According to ESPN's Dave McMenamin and Brian Windhorst, Cleveland Cavaliers superstar LeBron James was not a happy camper with regards to how the Irving-Thomas deal panned out. The ESPN report said that James was frustrated at the Cavaliers organization's inability to snag more valuable assets from the trade with the Celtics. Moreover, James was reportedly skeptical of the deal, noting the hip injury sustained by Thomas.
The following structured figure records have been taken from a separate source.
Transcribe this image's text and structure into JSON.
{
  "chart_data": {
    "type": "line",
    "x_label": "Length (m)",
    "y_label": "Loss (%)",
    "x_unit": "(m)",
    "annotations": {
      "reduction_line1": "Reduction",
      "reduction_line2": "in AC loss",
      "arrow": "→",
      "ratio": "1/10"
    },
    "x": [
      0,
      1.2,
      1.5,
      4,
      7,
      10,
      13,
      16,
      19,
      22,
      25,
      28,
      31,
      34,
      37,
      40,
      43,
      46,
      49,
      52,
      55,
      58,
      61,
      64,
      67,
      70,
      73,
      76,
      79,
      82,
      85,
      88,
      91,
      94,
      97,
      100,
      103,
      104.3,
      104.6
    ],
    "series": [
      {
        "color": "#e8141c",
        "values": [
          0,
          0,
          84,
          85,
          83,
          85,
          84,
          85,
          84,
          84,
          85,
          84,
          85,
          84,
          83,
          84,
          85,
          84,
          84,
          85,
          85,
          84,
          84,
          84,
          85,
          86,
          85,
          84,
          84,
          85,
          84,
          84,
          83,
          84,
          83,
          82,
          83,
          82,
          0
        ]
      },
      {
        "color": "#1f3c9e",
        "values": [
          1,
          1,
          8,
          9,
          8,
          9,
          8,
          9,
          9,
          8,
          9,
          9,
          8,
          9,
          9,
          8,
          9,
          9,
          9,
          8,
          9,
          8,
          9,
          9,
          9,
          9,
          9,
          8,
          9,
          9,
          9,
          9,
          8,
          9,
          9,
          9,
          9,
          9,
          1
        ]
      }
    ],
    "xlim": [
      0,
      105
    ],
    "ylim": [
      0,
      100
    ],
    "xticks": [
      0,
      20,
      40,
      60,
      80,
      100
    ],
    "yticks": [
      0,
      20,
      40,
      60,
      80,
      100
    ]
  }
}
McMenamin and Windhorst said that sources close to the four-time league MVP shared that James was disappointed at the front office's reworking of the deal once the severity of Thomas' injury became more evident as the season progressed. A report from NESN pointed that James' dismay for the whole trade ordeal may have been justified, considering Thomas' brief and forgettable stay with the Cavaliers.
The Cavaliers are having a rollercoaster season with a 38–28 win-loss record, enough to keep them in fourth place in the Eastern Conference. With the team struggling, talks of James leaving the team in the offseason are growing louder and louder.
A few days before the Cavaliers faced the LA Lakers and the LA Clippers in Los Angeles last weekend, a "super fan" put up a billboard in LA, clad in purple and gold, with the hashtag "#LABron," as well as the message, "Cleveland and Philly, You Can't Compete with L.A."
NBC Los Angeles noted that the billboard was paid for by Jacob Emrani, a personal injury lawyer who is an avid fan of the LA Lakers. Emrani reportedly paid for a total of four billboards, with the others saying, "FORGET THE PROCESS, WE WIN BANNERS," which is a swipe at the billboard pitch from Philadelphia 76ers fans.
Emrani said that James could very well "cement his legacy" if he chooses to join the Lakers and help the struggling franchise win an NBA championship.